- Battle of Arklow (1649): Part of the Cromwellian Conquest of Ireland
| Date | 1 November 1649 |
| Location | Near Arklow, County Wicklow |
| Result | Commonwealth victory |

Belligerents
- Commonwealth of England: Royalists Irish Confederation

Commanders and leaders
- Maj. Nelson: Earl of Inchiquin Earl of Carlingford

Strength
- 500 Cavalry 1,500 Infantry: 2,500 Cavalry

Casualties and losses
- Low: Low

= Battle of Arklow (1649) =

The Battle of Arklow was a minor skirmish that took place at Glascarrig on the coast road near Arklow in County Wicklow on 1 November 1649. It was fought between the army of the Parliamentarians and the combined forces of the Irish Royalists and Confederates during the Irish Confederate Wars.

== Background ==
By late October 1649, the Irish had suffered a number of major defeats at the hands of the army of the English Parliament – a defeat at the Battle of Rathmines and the loss of the important towns of Drogheda and Wexford.
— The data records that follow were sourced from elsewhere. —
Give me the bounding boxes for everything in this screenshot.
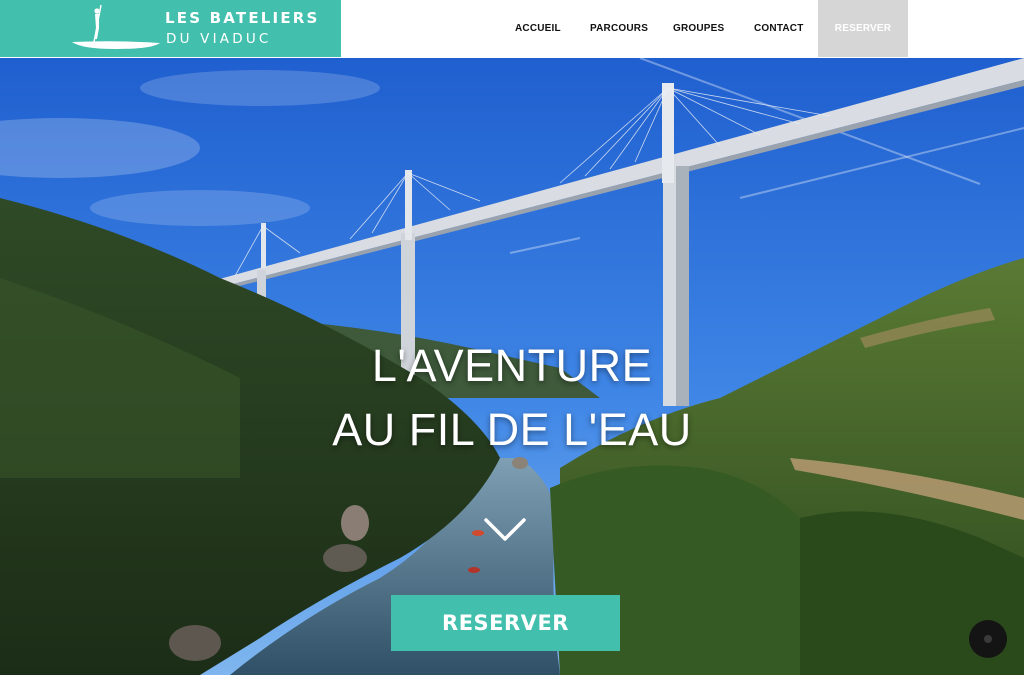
hero-headline-line1: L'AVENTURE	[371, 340, 653, 391]
logo-title: LES BATELIERS	[165, 9, 320, 27]
nav-item-parcours[interactable]: PARCOURS	[590, 0, 648, 57]
chevron-down-icon[interactable]	[483, 514, 527, 546]
logo-subtitle: DU VIADUC	[166, 31, 272, 47]
hero-section: L'AVENTURE AU FIL DE L'EAU RESERVER	[0, 58, 1024, 675]
dot-icon	[984, 635, 992, 643]
paddleboard-logo-icon	[72, 4, 160, 49]
site-header: LES BATELIERS DU VIADUC ACCUEIL PARCOURS…	[0, 0, 1024, 58]
hero-headline-line2: AU FIL DE L'EAU	[332, 404, 692, 455]
reserve-cta-button[interactable]: RESERVER	[391, 595, 620, 651]
nav-item-accueil[interactable]: ACCUEIL	[515, 0, 561, 57]
nav-item-reserver[interactable]: RESERVER	[818, 0, 908, 57]
floating-action-button[interactable]	[969, 620, 1007, 658]
nav-item-groupes[interactable]: GROUPES	[673, 0, 724, 57]
nav-item-contact[interactable]: CONTACT	[754, 0, 804, 57]
site-logo[interactable]: LES BATELIERS DU VIADUC	[0, 0, 341, 57]
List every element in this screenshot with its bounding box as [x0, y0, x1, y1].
Ormonde was keen to regain the initiative. In October, he received word from Castlehaven that a column of English soldiers was preparing to march from Dublin to Wexford to reinforce Cromwell's troops in the south. This presented the Irish leadership with a chance to engage the Parliamentarians without risking too many soldiers.

The Baron of Inchiquin and Theobald Taaffe (who had fought on opposite sides at the Battle of Knocknanuss only two years before) were given command of a force of 2,500. This operation was of particular importance to the credibility of Inchiquin: he was distrusted by the majority Catholic population of Ireland due to a number of atrocities he had committed in the previous years of fighting, and in the autumn of 1649 many of the Protestant soldiers in Munster formerly loyal to him had mutinied and joined with the forces of Parliament. He now had a chance to regain some standing; it was more or less Inchiquin's last throw of the dice.
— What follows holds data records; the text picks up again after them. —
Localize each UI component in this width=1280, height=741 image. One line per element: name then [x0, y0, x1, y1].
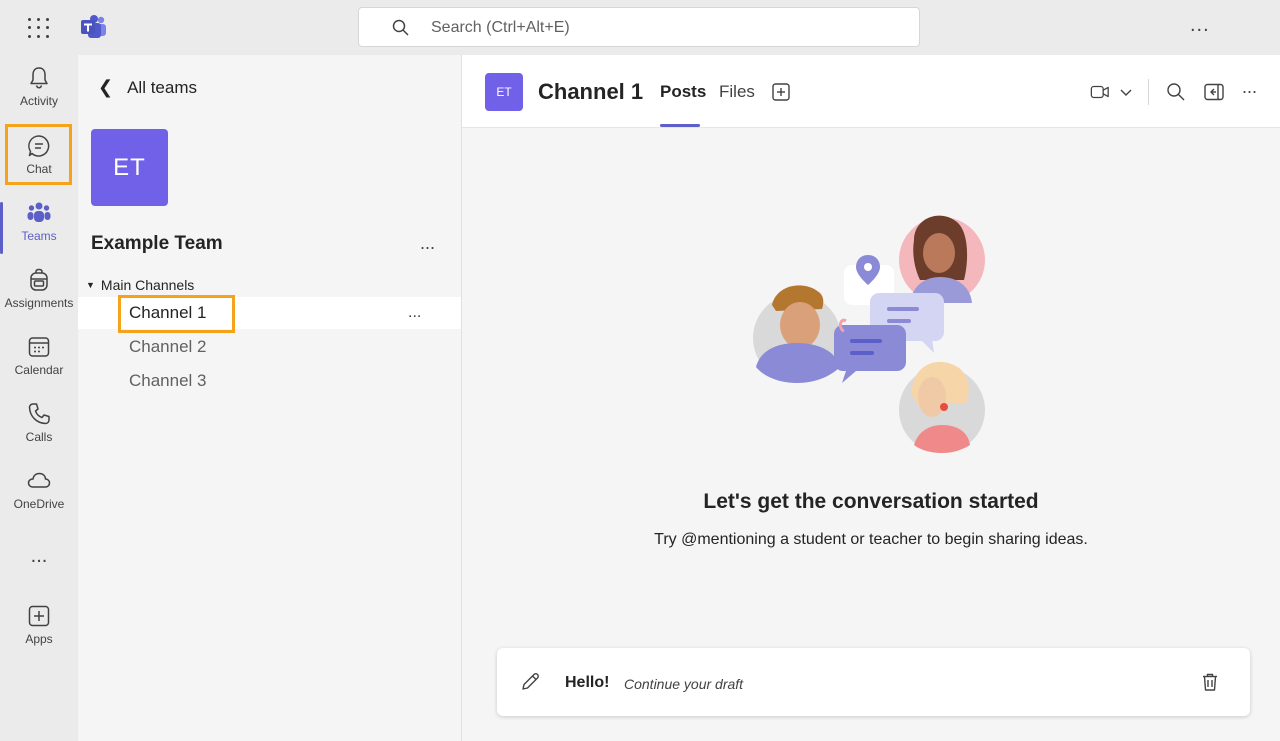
teams-icon [27, 202, 51, 222]
team-name: Example Team [91, 233, 223, 254]
channel-header: ET Channel 1 Posts Files ... [462, 55, 1280, 128]
top-bar: Search (Ctrl+Alt+E) ... [0, 0, 1280, 55]
tab-files[interactable]: Files [719, 82, 755, 102]
channel-more-options-icon[interactable]: ... [1242, 77, 1257, 98]
channel-list-panel: ❮ All teams ET Example Team ... ▼ Main Cha… [78, 55, 462, 741]
rail-item-apps[interactable]: Apps [0, 603, 78, 665]
backpack-icon [30, 268, 48, 291]
add-tab-icon[interactable] [771, 82, 791, 102]
calendar-icon [28, 337, 50, 357]
chevron-left-icon: ❮ [98, 77, 114, 97]
draft-text: Hello! [565, 674, 610, 691]
channel-main: ET Channel 1 Posts Files ... Let's get t… [462, 55, 1280, 741]
channel-item-3[interactable]: Channel 3 [78, 365, 461, 397]
more-icon: ... [30, 545, 48, 567]
channel-item-2[interactable]: Channel 2 [78, 331, 461, 363]
app-launcher-icon[interactable] [26, 16, 50, 40]
pencil-icon [522, 673, 539, 690]
cloud-icon [27, 472, 51, 488]
rail-more-button[interactable]: ... [0, 545, 78, 575]
rail-item-onedrive[interactable]: OneDrive [0, 468, 78, 530]
rail-label: Teams [21, 229, 57, 243]
empty-state-subtitle: Try @mentioning a student or teacher to … [654, 531, 1088, 548]
chevron-down-icon[interactable] [1118, 81, 1134, 103]
open-side-panel-icon[interactable] [1203, 81, 1225, 103]
channel-label: Channel 3 [129, 371, 207, 390]
draft-compose-box[interactable]: Hello! Continue your draft [497, 648, 1250, 716]
empty-state-title: Let's get the conversation started [703, 490, 1039, 513]
team-avatar: ET [91, 129, 168, 206]
rail-label: Apps [25, 632, 53, 646]
rail-item-teams[interactable]: Teams [0, 200, 78, 262]
rail-item-calendar[interactable]: Calendar [0, 334, 78, 396]
search-placeholder: Search (Ctrl+Alt+E) [431, 19, 570, 36]
trash-icon[interactable] [1199, 671, 1221, 693]
header-divider [1148, 79, 1149, 105]
channel-avatar: ET [485, 73, 523, 111]
team-more-options-icon[interactable]: ... [420, 233, 435, 254]
search-icon [392, 19, 409, 36]
teams-logo [81, 15, 106, 38]
search-icon[interactable] [1165, 81, 1187, 103]
tab-posts[interactable]: Posts [660, 82, 706, 102]
more-options-icon[interactable]: ... [1190, 14, 1210, 37]
bell-icon [30, 67, 48, 89]
rail-label: Calls [25, 430, 53, 444]
add-apps-icon [28, 605, 50, 627]
caret-down-icon: ▼ [86, 280, 95, 290]
channel-more-options-icon[interactable]: ... [408, 297, 421, 329]
phone-icon [28, 403, 50, 425]
rail-label: Assignments [4, 296, 74, 310]
back-label: All teams [127, 78, 198, 97]
rail-item-calls[interactable]: Calls [0, 401, 78, 463]
channel-highlight-box [118, 295, 235, 333]
back-to-all-teams[interactable]: ❮ All teams [98, 77, 197, 98]
rail-label: OneDrive [13, 497, 65, 511]
search-input[interactable]: Search (Ctrl+Alt+E) [358, 7, 920, 47]
draft-hint: Continue your draft [624, 676, 744, 692]
channel-label: Channel 2 [129, 337, 207, 356]
conversation-illustration [753, 215, 985, 453]
active-tab-indicator [660, 124, 700, 127]
rail-label: Calendar [14, 363, 64, 377]
section-label: Main Channels [100, 277, 195, 293]
chat-highlight-box [5, 124, 72, 185]
rail-label: Activity [19, 94, 58, 108]
channel-section-header[interactable]: ▼ Main Channels [86, 277, 194, 293]
rail-item-activity[interactable]: Activity [0, 65, 78, 127]
channel-title: Channel 1 [538, 79, 644, 104]
video-call-icon[interactable] [1090, 81, 1110, 103]
rail-item-assignments[interactable]: Assignments [0, 267, 78, 329]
The English soldiers under Major Nelson left Dublin in the last days of October. As the Parliamentarians proceeded through the Wicklow Mountains they were harassed by tories although these attacks did not substantially hinder the force. In the meantime, Inchiquin prepared an ambush a little to the south of the town of Arklow where the hills come close to the sea. A log barricade was placed across the road to Wexford and infantry men were deployed behind it or otherwise concealed by the roadside. Nelson, however, heard a rumour that an ambush was planned and moved his force using a more roundabout route, hoping to avoid Inchiquin's army.
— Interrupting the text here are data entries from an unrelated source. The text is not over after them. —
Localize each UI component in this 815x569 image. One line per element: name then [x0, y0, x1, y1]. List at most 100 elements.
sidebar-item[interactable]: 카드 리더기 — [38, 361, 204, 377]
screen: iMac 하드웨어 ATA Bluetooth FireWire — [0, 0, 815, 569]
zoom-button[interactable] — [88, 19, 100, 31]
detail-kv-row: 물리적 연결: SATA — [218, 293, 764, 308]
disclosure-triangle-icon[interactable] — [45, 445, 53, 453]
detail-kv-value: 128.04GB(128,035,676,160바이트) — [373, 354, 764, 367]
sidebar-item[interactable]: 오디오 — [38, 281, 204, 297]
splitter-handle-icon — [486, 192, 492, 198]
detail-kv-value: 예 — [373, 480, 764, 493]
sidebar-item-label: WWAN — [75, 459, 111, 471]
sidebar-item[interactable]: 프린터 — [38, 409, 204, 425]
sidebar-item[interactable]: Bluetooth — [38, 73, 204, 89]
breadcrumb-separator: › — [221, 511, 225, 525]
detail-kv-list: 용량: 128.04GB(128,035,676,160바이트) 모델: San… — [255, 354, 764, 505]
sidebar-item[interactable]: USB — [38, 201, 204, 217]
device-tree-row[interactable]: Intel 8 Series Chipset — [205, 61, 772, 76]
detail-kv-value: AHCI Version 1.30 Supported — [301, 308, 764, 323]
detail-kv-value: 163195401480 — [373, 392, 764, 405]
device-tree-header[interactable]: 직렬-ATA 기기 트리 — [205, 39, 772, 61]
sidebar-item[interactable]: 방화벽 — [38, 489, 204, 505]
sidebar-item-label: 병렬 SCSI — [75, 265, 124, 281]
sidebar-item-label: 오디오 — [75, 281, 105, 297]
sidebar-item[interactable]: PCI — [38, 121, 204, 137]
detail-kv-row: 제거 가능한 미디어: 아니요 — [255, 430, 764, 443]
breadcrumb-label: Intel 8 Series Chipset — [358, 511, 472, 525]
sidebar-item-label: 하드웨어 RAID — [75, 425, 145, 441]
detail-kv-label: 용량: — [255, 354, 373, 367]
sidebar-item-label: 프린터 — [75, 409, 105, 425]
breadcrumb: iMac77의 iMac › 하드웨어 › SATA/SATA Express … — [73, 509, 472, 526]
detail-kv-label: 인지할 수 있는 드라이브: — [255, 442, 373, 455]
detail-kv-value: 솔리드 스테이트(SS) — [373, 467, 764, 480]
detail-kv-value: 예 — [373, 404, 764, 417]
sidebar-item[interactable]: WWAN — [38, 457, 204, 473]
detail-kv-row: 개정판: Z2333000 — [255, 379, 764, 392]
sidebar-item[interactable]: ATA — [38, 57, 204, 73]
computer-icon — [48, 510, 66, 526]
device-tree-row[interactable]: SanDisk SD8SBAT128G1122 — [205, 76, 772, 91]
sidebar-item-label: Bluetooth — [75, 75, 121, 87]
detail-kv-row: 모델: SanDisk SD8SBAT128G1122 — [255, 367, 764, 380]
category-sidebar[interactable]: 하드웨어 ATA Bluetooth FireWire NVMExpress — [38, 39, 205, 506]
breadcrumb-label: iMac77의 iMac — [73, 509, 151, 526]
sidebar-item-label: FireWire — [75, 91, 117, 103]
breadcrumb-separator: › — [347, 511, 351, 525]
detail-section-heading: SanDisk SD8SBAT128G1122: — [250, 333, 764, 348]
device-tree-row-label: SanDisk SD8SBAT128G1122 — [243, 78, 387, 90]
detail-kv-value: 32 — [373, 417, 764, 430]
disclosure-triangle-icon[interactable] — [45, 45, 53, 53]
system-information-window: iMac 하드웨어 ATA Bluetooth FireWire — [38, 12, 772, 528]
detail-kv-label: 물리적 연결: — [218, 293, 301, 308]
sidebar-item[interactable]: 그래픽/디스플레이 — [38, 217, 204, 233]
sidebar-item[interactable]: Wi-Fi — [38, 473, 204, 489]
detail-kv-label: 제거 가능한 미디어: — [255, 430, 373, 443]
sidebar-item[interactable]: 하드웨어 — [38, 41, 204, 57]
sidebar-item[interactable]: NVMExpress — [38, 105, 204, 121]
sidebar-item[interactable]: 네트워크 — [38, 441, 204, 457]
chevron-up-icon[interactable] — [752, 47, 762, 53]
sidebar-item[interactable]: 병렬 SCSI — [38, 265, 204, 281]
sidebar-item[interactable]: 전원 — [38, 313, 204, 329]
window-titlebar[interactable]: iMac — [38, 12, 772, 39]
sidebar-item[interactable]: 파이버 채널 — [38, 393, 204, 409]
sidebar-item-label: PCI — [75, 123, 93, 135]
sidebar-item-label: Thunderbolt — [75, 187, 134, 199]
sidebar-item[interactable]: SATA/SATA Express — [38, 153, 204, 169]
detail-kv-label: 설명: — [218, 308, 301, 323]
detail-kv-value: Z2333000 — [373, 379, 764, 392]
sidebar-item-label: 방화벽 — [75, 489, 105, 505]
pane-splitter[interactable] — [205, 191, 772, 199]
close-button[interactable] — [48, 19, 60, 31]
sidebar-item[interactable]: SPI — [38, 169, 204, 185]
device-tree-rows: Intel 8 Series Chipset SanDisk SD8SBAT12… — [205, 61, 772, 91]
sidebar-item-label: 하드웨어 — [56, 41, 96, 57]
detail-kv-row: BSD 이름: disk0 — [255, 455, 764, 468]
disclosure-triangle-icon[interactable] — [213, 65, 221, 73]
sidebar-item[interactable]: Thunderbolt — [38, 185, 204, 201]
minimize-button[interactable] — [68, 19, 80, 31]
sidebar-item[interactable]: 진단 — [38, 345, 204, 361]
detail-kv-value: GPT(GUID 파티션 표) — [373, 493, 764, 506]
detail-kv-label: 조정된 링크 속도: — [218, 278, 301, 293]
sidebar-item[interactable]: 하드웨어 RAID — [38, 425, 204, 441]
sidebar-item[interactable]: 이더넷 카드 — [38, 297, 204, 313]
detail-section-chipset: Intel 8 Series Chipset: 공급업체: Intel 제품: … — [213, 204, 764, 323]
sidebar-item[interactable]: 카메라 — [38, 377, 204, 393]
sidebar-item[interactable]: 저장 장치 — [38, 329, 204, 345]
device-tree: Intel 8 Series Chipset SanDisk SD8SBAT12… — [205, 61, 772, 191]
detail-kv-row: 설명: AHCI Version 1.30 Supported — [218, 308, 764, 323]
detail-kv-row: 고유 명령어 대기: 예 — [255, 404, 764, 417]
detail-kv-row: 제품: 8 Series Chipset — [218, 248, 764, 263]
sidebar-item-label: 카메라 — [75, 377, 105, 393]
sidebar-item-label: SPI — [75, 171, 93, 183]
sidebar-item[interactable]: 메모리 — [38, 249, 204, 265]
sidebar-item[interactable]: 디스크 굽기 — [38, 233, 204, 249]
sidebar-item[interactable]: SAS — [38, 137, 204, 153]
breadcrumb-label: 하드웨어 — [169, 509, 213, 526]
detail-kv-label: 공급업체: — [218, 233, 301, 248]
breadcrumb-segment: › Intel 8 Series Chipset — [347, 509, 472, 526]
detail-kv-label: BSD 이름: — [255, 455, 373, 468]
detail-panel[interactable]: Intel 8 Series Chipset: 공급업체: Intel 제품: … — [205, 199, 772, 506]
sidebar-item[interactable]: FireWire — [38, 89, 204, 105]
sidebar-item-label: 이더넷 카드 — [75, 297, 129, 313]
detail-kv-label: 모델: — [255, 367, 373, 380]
Inchiquin realised what was happening and swiftly moved his cavalry to intercept the Parliamentarians. Most of Nelson's infantry, however, could not keep up and consequently did not take part in the fighting.

== The battle ==
As Inchiquin's mounted force came into view, the English hurriedly deployed on a beach, their backs to the sea. As the Royalist and Irish forces ordered themselves in preparation for an attack, the Parliamentarian horse charged, hoping to catch the enemy by surprise, but were successfully repulsed on two occasions. After the second failed charge, Inchiquin launched a counter-assault with his cavalry on the Parliamentarian horsemen. Demoralised and outnumbered, the Parliamentarian horse fled back towards the infantry, with the Royalists and Irish in pursuit. The disciplined Parliamentarian infantry opened up their ranks to allow their own horse to pass through, after which the gaps in the ranks were closed once more. Inchiquin's charging cavalry now unexpectedly found that the retreating horse had disappeared, to be replaced by a mass of pike-heads and levelled musket barrels. (Note: Esson's The Curse of Cromwell: A History of the Ironside Conquest of Ireland states that the Irish forces were driven off by light cannon fire, but this is not mentioned in Cromwell's report to the Speaker of the English Parliament or Ludlow's The Battle of Glascarrig.) Close range musket fire tore into the Royalist-Irish cavalry, throwing them into disorder and leaving the beach bloodstained. The Parliamentarian cavalry then counter-attacked, forcing the Royalist-Irish forces to retreat. Nelson then resumed his march to Wexford unmolested.

== Consequences ==
The Battle of Arklow was a relatively small battle and the failure of the Irish forces to cripple Nelson's New Model Army was a demoralising setback but little more. For Inchiquin, however, the consequences were more serious. The battle had presented an opportunity for him to regain the trust of his countrymen, both Catholic and Protestant. His failure to defeat the numerically smaller English force left Inchiquin disgraced. After the battle, Inchiquin returned to Munster, where there were still a number of companies loyal to him. These forces, however, were routed by Broghill in March the next year. Shortly afterwards Inchiquin fled to the continent.